As Country Mourns Boulder, Atlanta, Congress Discusses Gun Violence

State of Union
Andrew Harnik/AP
The Dome of the U.S. Capitol building is visible on the morning of the 2019 State of the Union, Tuesday, Feb. 5, in Washington.

During a Senate hearing on how to reduce gun violence Tuesday, Sen. Dick Durbin, chair of the Judiciary Committee, said in the days since he first announced the hearing, there have been two mass shootings in the country. 

Durbin was just finishing his opening remarks and questions Monday when he heard about the active shooter situation at the King Soopers in Boulder.

“I can’t change and amend my opening statement to keep up with it. It just keeps coming at us,” Durbin said. “We are numb to the numbers. Unless we are personally touched, it’s just another statistic. That has got to stop.”

Boulder and Atlanta join a long list of communities scarred by mass gun violence. And the Judiciary committee’s hearing is the latest in a long list of hearings Congress has held on the issue of gun violence over the decades, with little action.

And that’s exactly what Durbin called for: “a moment of action” on constitutional and ‘common sense’ ways to reduce gun violence.

But while the senators were unified in their expressions of sorrow over the mass shootings in Boulder and Atlanta, they were far apart on legislation to reduce gun violence.

Republicans and their witnesses objected to two House bills passed earlier this month to expand and strengthen universal background checks and close the so-called ‘Charleston loophole,’ which allows gun dealers to complete a sale after three days, even if a buyer’s background check has not been completed.

Several Senate Republicans described the House bills as too broad.

“Every time there’s a shooting, we play this ridiculous theater where this committee gets together and proposes a bunch of laws that would do nothing to stop these murders,” Texas Sen. Ted Cruz said. “But what they propose — not only does it not reduce crime, it makes it worse.”

Sen. Chuck Grassley, the Republican ranking member, said he hoped Democrats were “serious” about working together, noting that the House bills passed with only a handful of Republican support. “That is not a good sign that all voices and all perspectives are being considered,” he said.

Republicans argued gun control measures should not infringe on the rights of “responsible” gun owners or “law abiding” citizens.

President Joe Biden, however, in remarks on the Boulder shooting, urged Senators to quickly vote on the House bills. And Biden even went further, harkening back to his time in the Senate in the 1990s.
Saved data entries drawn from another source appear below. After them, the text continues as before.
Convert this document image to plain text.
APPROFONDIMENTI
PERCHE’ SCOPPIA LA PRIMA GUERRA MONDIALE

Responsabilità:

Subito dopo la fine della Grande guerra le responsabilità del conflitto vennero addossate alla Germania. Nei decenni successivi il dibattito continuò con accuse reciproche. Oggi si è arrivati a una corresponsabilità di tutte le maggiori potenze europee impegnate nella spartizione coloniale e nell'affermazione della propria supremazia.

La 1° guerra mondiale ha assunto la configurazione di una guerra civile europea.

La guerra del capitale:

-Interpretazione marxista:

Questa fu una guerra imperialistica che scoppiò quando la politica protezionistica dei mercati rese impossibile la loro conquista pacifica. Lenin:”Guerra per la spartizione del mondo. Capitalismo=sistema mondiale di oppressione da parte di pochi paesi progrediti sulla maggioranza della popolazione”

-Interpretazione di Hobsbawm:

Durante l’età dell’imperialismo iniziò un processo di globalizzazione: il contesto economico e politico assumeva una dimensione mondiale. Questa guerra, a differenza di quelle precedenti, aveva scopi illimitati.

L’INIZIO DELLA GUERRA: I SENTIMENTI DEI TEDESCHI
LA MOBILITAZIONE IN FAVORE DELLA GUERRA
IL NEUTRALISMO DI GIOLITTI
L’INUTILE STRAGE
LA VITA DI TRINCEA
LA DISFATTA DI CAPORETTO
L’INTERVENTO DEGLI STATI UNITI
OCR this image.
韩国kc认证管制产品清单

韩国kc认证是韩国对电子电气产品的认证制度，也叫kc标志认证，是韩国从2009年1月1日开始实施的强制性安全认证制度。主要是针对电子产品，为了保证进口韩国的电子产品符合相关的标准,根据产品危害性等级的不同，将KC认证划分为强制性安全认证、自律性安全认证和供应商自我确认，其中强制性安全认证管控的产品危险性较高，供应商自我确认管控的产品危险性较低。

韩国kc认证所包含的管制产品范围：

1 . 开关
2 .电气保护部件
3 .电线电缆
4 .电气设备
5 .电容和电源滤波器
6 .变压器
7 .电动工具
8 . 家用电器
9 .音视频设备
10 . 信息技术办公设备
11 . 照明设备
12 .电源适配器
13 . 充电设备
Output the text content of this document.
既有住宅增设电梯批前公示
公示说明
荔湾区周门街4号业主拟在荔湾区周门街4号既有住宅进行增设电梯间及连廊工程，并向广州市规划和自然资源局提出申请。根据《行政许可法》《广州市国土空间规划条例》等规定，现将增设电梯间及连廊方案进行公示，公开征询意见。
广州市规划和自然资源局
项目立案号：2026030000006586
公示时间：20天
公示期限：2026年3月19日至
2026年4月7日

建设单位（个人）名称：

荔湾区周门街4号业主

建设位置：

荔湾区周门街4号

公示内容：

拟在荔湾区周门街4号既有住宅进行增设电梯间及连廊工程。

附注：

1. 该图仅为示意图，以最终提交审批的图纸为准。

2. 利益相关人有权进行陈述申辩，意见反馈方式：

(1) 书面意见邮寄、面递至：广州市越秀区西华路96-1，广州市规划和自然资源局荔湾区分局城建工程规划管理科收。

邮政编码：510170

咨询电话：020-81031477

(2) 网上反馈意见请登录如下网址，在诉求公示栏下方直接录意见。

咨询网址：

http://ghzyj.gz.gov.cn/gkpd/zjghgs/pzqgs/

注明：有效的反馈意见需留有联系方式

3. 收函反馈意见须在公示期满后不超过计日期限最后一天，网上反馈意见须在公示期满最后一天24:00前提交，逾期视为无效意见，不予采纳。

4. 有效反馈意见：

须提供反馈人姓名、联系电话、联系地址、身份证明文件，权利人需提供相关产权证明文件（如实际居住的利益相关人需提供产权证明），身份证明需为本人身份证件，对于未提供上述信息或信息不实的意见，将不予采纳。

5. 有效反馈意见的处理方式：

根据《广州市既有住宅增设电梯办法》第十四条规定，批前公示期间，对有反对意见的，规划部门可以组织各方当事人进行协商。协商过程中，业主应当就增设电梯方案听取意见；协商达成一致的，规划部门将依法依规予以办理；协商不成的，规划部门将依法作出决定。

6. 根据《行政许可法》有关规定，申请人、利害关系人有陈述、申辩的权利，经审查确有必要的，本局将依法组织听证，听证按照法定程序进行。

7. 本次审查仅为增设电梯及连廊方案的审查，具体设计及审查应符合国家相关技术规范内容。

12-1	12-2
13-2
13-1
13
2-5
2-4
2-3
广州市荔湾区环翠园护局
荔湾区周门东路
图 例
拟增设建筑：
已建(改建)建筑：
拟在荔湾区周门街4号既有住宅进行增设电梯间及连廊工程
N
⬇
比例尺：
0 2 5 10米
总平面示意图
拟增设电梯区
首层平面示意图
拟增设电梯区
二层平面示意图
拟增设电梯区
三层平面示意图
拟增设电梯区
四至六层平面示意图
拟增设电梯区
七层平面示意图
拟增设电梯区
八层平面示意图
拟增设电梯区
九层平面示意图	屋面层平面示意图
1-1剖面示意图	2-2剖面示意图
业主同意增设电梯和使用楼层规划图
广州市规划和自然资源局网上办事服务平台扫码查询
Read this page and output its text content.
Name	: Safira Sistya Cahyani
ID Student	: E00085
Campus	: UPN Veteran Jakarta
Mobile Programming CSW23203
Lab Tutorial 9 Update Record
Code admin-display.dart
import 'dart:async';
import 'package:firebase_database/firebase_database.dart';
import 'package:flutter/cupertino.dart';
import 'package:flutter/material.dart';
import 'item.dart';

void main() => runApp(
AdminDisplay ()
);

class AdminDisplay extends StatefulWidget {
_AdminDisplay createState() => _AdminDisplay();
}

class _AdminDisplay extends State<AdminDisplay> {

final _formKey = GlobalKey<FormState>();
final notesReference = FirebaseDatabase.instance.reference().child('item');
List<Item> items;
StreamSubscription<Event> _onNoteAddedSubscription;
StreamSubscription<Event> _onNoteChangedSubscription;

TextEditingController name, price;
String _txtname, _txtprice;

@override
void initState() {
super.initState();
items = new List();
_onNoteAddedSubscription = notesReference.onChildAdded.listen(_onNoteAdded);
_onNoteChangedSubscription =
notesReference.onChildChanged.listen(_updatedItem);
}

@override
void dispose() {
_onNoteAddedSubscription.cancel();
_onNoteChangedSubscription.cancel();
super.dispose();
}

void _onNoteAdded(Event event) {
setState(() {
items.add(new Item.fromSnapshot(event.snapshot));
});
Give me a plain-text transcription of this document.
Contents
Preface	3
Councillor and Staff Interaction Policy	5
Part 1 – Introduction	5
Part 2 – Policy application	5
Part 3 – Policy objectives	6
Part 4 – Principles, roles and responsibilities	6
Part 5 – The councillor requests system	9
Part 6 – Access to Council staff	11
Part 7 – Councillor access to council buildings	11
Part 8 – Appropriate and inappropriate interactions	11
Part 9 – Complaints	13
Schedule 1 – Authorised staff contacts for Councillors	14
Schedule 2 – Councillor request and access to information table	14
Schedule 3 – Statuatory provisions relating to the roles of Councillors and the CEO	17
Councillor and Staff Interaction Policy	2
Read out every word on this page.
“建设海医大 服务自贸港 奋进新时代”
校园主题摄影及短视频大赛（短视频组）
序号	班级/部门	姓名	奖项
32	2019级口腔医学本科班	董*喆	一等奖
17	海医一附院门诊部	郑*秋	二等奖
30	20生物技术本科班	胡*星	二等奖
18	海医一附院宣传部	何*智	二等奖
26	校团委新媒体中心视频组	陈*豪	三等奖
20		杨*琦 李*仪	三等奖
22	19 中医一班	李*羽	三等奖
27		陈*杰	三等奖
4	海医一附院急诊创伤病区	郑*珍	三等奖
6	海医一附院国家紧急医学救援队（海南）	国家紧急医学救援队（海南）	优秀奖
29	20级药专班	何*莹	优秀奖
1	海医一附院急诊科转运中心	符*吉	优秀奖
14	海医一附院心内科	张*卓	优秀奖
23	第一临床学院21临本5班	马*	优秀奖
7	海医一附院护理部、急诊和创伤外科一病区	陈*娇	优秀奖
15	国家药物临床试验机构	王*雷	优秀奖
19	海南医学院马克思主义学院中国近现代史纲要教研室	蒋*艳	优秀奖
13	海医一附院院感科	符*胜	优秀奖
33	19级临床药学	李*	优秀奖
“We can ban assault weapons and high capacity magazines in this country,” Biden said. “When I was a Senator, it passed. It was a law for the longest time. And it brought down these mass killings. We should do it again.”

But even as Biden was pushing Senators to do more, there was acknowledgement that in an evenly split Senate, it would be difficult to find ten Republicans to support the measures, much less something as sweeping as banning an entire category of firearms.

“We still have serious political differences,” Durbin said at the end of the hearing. “The question is whether there is any middle ground…that we can reach. I want to try.”